Jobe’s test, also known as the valgus stress test, checks the medial collateral ligament (MCL) of the elbow. This key ligament stabilizes the inner elbow and helps prevent excessive outward stress on the joint.


What is a medial elbow ligament sprain?

A medial elbow ligament sprain is a tear or stretch of the ligaments on the inside of the elbow. The elbow joint consists of the humerus (upper arm bone), the Ulna, and Radius (forearm bones). These are connected by ligaments that join bone to bone and provide support and stability to the joint.

The ligaments on the inside of the elbow are known as the medial collateral ligaments (MCL) of the elbow and consist of the anterior MCL, the transverse MCL, and the posterior MCL. Muscles produce movement by attaching to the bones via tendons.

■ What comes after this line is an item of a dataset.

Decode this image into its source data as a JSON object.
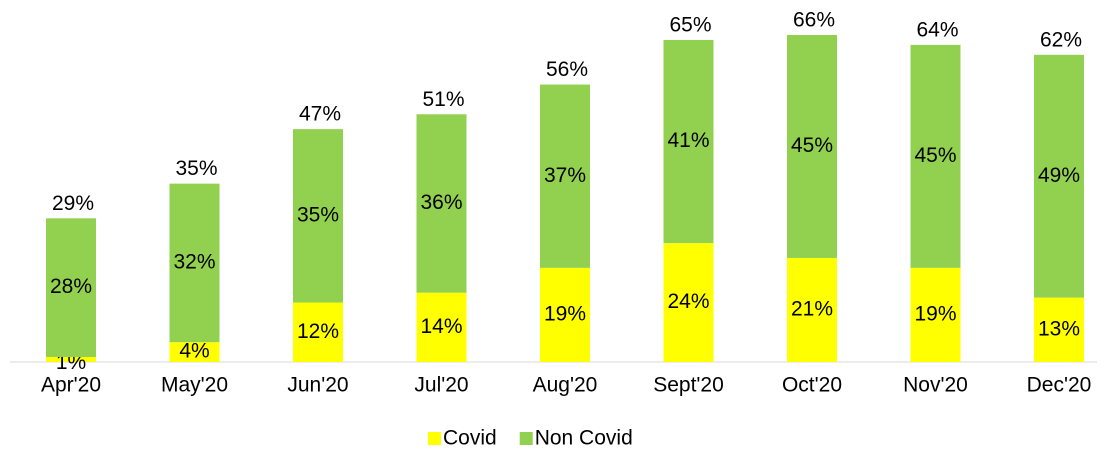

How to perform Jobe’s test:

Sit or lie the patient down comfortably. From behind, stabilize the patient’s upper arm and grasp the patient’s wrist. Bend the patient’s elbow slightly to about 20-30 degrees. Keep the patient’s forearm neutral.

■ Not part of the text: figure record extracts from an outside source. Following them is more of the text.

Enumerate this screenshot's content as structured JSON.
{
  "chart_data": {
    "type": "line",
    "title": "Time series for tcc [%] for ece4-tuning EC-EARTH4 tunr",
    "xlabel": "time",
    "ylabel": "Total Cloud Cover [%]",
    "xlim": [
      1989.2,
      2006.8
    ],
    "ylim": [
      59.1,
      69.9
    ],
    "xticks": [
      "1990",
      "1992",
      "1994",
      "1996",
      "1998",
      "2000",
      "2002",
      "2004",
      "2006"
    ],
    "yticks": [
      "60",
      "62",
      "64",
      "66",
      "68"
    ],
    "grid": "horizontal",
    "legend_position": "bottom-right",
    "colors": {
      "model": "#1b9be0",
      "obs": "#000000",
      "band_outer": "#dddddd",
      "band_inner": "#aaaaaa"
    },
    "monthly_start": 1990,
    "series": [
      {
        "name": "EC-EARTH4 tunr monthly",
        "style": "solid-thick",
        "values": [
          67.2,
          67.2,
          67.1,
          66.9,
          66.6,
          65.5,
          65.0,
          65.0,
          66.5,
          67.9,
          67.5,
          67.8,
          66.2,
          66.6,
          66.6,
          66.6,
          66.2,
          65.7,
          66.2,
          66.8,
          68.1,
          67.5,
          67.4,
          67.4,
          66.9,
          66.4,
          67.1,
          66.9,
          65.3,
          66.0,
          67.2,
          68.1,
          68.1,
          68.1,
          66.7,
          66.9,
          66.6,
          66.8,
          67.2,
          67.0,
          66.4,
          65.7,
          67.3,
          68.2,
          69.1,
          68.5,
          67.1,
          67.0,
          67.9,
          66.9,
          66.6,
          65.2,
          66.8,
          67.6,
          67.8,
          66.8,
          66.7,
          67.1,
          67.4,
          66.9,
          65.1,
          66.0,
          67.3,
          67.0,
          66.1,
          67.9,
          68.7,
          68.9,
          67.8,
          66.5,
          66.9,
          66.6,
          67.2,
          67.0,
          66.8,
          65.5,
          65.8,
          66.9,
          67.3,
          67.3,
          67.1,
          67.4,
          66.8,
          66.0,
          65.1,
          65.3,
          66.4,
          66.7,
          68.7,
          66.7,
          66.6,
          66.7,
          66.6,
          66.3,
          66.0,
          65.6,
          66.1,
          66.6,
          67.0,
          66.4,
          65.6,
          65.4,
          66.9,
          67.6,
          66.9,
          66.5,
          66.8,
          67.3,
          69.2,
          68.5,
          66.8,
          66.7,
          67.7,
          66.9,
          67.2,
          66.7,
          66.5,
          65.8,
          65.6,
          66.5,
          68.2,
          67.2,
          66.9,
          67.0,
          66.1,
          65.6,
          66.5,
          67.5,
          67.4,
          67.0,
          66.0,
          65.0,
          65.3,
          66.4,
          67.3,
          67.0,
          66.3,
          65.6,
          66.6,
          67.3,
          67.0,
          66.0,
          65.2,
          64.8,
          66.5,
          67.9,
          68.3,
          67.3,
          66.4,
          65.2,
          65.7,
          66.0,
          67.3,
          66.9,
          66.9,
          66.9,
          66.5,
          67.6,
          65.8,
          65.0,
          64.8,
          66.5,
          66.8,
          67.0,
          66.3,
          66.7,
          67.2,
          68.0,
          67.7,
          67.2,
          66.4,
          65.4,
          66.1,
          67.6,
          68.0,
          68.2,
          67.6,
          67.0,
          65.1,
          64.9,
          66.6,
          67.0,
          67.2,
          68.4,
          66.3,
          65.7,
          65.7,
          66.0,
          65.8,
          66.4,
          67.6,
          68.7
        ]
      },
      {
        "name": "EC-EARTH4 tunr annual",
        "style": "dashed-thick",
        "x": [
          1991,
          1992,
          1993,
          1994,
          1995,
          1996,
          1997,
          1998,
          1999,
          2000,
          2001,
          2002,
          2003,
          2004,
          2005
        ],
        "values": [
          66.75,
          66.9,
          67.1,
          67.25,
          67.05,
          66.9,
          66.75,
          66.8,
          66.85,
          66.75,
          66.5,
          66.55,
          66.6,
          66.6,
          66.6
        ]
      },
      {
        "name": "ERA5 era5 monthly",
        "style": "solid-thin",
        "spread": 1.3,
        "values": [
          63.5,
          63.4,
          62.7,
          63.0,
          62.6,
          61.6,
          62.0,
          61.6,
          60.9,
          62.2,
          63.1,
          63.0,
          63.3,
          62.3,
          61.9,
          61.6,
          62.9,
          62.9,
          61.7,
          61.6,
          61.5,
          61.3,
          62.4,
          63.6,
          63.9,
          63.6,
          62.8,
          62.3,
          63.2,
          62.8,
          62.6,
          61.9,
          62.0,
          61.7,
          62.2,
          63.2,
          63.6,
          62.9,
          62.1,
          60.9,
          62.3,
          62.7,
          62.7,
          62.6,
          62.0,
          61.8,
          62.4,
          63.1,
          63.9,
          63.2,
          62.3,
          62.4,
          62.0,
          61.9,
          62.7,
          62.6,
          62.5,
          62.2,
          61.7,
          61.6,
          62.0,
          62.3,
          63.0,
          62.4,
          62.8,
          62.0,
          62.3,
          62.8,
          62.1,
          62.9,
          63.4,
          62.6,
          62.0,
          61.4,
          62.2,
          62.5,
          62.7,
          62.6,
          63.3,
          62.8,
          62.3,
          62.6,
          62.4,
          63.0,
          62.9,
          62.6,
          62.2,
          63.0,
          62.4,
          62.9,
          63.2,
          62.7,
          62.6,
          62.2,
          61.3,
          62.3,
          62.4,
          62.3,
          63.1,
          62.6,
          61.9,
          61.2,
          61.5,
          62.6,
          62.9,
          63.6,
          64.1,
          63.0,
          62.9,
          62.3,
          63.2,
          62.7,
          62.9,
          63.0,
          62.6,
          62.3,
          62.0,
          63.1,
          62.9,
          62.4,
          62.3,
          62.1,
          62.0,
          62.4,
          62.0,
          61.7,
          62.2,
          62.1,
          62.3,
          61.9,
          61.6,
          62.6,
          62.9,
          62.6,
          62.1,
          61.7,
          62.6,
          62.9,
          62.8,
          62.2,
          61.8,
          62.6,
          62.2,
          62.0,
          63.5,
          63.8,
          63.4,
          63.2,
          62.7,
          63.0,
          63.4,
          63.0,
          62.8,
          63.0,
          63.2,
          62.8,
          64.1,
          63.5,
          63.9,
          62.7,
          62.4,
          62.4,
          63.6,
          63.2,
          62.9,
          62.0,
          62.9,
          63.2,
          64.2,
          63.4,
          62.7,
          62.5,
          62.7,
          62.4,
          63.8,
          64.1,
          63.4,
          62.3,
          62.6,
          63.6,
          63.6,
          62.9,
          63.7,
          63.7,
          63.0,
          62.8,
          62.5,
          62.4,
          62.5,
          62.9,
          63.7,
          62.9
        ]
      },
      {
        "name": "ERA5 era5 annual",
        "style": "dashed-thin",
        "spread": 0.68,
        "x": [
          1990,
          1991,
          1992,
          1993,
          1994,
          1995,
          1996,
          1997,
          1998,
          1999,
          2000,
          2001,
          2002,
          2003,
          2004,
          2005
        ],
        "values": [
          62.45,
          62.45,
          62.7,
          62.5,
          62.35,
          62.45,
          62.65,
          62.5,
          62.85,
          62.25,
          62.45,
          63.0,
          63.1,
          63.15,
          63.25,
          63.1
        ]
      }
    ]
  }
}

Gently apply an outward force to the wrist while stabilizing the upper arm to test the MCL’s integrity. During the valgus stress, observe the patient for any pain, instability, or discomfort. Focus particularly on the inner aspect of the elbow joint.

What is a positive Jobe’s test?

A positive test result happens when the patient feels pain or instability on the inner elbow during the valgus stress manoeuvre. This indicates a possible MCL injury or looseness.

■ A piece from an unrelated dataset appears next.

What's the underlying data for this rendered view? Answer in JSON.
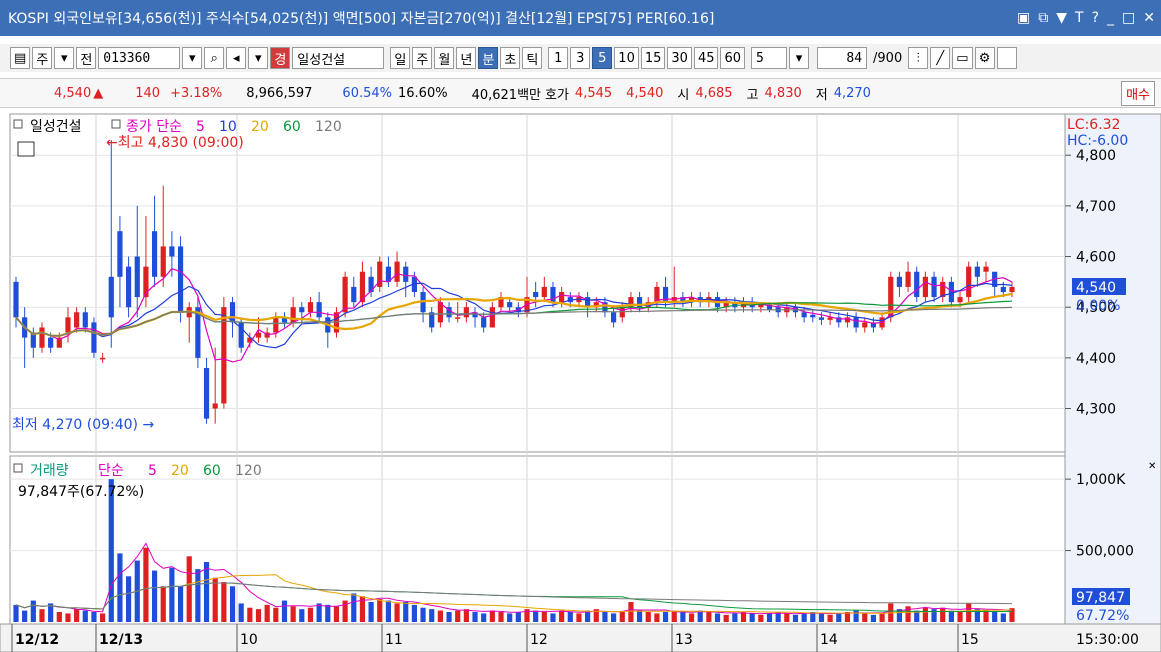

Jobe’s test is valuable for assessing medial elbow instability, common in throwing athletes like baseball pitchers due to trauma, repetitive stress, or overuse. A positive result may lead to further evaluations like an MRI to confirm the diagnosis. Treatment plans could include rest, physical therapy, bracing, or sometimes surgery to repair or reconstruct the ligament.